# pre n post bfd, svs pb12+



## moreira85 (Jul 10, 2008)

--------------------------------------------------------------------------------

Here are the results of the FR after adding the Behringer.
The blue line is the sub without BFD, the pink line is after I added the Behringer. I may make a few more adjustments, wanted to get your thoughts on this response. looks very good from 16hz to 50hz, any thoughts on the decible drop between 50 to 80hz? Is that normal? this test was done with the sub only, no mains.


----------



## brucek (Apr 11, 2006)

The drop in response in a sub will be as a result of the crossover you have selected in the bass management of your receiver (i.e. 80Hz).

Your response looks fine to me..

brucek


----------



## moreira85 (Jul 10, 2008)

great, thanks for response. Should I not worry about trying fix above 80HZ if I am crossed at 80Hz (for example the dip between 89-100hz?)
Anything esle I should try and tame here?
I have to throw out a huge thanks to the bfd guide that was very very useful.
I still dont have a grasp on bandwidth but i just played with it and started at a bw of 2 then 4 and gradually increased to use the best settings.


----------



## recruit (May 9, 2009)

your response is for the sub only so it will roll off quickly, the speakers should blend in at the crossover point and this all depends how good the room is and the acoustics in the room, ref to your graph that response looks good...you could run the test tone with the other speakers engaged and it will give you an idea of the response, also if you can use a test disc like AVIA it has good sweep tones which will also give you an idea how well the sub and speakers integrate with each other...

slight movement/positioning of the speakers can help in smoothing out integration with the speakers and sub..


----------



## moreira85 (Jul 10, 2008)

thanks, I have AVIA II and will try later to see how well they blend. If an adjustment is needed i should adjust the mains or positioning of mains since the sub response looks good? with the mains and sub should the freq response be a pretty flat line all the way across the Frequency range?

Last question, I used the test tones from 16 to 160 done in 1/6 octave, because i didnt test every singe frequency like 16, 17 18, 19,20,21,22,23 24 etc what are the chances there could be a dip or peak in between those range of say 16, 18, 20, 22, 25, 28, 31.5 etc.


----------



## recruit (May 9, 2009)

moreira85 said:


> thanks, I have AVIA II and will try later to see how well they blend. If an adjustment is needed i should adjust the mains or positioning of mains since the sub response looks good? with the mains and sub should the freq response be a pretty flat line all the way across the Frequency range?
> 
> Last question, I used the test tones from 16 to 160 done in 1/6 octave, because i didnt test every singe frequency like 16, 17 18, 19,20,21,22,23 24 etc what are the chances there could be a dip or peak in between those range of say 16, 18, 20, 22, 25, 28, 31.5 etc.
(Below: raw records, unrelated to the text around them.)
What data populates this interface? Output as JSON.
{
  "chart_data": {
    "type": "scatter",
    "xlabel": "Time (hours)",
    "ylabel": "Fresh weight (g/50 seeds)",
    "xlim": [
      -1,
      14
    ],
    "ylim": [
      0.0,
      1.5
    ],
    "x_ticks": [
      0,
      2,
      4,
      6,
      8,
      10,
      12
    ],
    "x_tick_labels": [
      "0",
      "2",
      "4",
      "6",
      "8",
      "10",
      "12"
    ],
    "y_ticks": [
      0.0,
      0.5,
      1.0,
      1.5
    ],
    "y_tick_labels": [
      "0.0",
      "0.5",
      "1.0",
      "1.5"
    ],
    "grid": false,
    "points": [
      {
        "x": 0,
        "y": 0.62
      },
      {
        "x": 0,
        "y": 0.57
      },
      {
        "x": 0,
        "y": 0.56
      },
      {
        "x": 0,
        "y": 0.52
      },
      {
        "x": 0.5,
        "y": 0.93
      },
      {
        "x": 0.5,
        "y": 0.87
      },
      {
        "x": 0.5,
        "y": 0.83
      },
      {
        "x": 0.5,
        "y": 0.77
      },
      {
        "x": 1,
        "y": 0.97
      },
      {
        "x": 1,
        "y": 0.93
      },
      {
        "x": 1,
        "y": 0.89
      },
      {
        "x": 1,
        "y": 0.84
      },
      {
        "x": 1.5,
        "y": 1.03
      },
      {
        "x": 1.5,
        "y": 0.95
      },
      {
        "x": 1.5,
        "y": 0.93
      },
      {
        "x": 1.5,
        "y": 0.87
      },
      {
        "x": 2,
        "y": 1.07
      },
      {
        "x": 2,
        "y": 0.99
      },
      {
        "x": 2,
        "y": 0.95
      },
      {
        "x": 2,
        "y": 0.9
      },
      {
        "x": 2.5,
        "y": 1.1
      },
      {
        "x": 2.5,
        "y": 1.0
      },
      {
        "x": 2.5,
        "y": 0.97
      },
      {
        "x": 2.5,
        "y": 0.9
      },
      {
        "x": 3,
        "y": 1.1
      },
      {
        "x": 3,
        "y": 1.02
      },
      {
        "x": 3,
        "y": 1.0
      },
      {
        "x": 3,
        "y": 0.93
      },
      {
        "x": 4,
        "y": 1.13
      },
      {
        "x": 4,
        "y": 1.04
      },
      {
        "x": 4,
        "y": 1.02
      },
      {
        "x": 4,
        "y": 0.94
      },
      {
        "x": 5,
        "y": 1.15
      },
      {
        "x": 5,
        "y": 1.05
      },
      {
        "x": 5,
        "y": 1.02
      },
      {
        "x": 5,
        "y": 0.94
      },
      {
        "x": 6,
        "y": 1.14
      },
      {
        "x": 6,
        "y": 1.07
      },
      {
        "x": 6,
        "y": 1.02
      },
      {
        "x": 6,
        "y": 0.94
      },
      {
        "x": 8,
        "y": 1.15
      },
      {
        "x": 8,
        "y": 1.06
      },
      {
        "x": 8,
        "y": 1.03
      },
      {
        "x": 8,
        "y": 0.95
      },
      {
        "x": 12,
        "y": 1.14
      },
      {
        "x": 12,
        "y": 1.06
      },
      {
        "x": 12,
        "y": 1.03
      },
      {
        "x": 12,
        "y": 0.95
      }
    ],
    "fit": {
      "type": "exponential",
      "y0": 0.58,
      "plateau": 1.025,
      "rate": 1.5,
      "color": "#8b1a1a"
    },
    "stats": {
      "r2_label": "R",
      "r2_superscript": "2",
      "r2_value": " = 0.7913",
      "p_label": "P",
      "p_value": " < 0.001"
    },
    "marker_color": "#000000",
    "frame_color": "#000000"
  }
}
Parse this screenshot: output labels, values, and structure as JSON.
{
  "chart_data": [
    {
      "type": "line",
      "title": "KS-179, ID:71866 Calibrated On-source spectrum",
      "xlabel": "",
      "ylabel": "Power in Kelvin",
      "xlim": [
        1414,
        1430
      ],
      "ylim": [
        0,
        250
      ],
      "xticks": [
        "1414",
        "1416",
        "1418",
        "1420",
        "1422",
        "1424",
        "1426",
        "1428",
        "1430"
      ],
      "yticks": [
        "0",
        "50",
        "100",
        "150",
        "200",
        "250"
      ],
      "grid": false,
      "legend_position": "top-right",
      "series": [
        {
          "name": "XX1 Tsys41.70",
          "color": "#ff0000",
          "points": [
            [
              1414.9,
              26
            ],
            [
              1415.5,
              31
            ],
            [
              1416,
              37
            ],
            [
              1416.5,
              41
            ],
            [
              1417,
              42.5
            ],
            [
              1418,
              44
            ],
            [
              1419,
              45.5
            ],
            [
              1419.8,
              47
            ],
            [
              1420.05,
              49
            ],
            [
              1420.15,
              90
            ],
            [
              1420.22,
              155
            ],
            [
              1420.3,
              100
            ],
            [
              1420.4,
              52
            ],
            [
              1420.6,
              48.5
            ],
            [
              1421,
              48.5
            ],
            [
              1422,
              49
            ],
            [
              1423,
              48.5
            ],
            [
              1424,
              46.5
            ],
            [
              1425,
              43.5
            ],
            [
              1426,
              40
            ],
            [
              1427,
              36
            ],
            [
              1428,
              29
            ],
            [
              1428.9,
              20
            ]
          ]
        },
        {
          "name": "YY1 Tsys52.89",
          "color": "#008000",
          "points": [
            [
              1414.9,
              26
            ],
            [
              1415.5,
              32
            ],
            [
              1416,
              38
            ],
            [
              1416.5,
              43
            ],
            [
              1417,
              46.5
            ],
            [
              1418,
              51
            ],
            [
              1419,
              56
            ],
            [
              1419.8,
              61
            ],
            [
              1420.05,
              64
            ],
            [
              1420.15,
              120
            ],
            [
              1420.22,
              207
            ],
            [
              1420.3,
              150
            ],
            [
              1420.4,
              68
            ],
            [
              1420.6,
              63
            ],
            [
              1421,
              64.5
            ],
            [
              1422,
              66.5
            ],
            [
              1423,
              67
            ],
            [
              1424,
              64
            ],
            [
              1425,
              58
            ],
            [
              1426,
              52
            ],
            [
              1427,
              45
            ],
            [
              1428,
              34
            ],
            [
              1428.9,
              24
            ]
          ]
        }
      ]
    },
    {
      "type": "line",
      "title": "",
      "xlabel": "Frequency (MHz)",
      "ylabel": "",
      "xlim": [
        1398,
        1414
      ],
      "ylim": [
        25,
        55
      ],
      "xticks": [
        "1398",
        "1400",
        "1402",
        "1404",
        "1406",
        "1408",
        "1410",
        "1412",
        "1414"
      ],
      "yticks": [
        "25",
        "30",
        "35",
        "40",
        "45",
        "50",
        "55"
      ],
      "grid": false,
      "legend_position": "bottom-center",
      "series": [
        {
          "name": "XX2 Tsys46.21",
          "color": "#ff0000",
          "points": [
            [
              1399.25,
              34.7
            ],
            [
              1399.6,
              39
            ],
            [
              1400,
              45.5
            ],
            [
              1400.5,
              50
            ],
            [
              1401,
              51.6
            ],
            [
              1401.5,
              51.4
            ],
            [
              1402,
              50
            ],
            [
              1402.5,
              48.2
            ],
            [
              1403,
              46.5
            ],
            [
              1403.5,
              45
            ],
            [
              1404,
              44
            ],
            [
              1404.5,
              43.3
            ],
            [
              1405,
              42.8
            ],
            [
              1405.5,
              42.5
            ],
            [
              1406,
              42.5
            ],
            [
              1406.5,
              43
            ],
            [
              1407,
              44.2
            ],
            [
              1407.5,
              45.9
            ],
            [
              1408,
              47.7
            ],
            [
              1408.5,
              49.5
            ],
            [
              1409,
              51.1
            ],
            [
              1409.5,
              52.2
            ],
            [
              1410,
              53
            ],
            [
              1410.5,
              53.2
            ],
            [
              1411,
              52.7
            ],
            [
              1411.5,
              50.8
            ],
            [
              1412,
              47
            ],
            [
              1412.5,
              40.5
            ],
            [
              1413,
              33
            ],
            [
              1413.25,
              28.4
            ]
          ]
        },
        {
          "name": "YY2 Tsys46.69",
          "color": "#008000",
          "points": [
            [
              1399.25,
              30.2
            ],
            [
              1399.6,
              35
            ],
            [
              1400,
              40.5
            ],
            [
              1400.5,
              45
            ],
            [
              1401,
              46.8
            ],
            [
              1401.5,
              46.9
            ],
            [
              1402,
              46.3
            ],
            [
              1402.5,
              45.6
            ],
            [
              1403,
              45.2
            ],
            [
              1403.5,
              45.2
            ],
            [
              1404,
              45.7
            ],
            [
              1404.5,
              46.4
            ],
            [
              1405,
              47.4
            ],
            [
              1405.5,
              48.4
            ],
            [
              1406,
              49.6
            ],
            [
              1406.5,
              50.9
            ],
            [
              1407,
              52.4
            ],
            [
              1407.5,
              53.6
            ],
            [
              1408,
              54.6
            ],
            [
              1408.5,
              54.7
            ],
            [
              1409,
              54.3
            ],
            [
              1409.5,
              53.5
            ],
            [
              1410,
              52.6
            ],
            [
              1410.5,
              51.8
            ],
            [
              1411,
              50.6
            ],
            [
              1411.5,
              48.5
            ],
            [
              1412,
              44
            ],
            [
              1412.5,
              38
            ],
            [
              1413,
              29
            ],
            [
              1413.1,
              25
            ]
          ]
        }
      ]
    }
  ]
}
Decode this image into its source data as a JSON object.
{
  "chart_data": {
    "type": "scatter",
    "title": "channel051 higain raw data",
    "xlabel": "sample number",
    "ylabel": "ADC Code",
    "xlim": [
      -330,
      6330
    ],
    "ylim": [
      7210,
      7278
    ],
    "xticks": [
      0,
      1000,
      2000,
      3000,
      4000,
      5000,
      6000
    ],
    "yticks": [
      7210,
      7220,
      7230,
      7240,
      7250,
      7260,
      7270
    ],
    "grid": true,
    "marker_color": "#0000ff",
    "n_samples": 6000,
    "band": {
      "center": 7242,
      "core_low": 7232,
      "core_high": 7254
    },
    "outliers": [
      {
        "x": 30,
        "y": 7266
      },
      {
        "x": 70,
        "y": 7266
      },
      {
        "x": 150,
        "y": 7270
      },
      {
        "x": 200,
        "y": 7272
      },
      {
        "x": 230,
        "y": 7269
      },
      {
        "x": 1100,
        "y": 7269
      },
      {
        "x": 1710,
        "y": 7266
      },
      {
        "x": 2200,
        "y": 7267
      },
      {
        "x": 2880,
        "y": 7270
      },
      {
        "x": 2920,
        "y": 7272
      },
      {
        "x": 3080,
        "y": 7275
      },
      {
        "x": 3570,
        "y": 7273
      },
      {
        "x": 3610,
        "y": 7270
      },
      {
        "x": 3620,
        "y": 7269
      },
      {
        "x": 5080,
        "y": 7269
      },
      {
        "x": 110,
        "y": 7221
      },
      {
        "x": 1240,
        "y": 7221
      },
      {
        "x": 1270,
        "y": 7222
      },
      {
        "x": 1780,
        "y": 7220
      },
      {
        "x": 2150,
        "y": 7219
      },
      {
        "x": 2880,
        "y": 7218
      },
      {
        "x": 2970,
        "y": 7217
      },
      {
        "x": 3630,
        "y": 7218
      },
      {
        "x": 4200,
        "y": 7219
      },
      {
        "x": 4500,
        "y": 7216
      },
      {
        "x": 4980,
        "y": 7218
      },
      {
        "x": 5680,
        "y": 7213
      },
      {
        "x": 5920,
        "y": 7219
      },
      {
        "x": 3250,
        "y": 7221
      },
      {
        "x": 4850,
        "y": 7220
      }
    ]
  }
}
A dead flat response is not always the best sound it just depends, manufacturers of speakers and subs will always give an indication usually of the speakers response + or - 3db over a given freqency range, this is how we measure the performance but due to room acoustics as you well know there can be some nasty room modes which will cause distortion of the speakers response, ideally we should aim for a flattish response but dont get too hung up on it, your ears are the best measuring tool availible...

Dont worry about the 1/6th octave measurments as they are sufficient to get what you want done correctly...


----------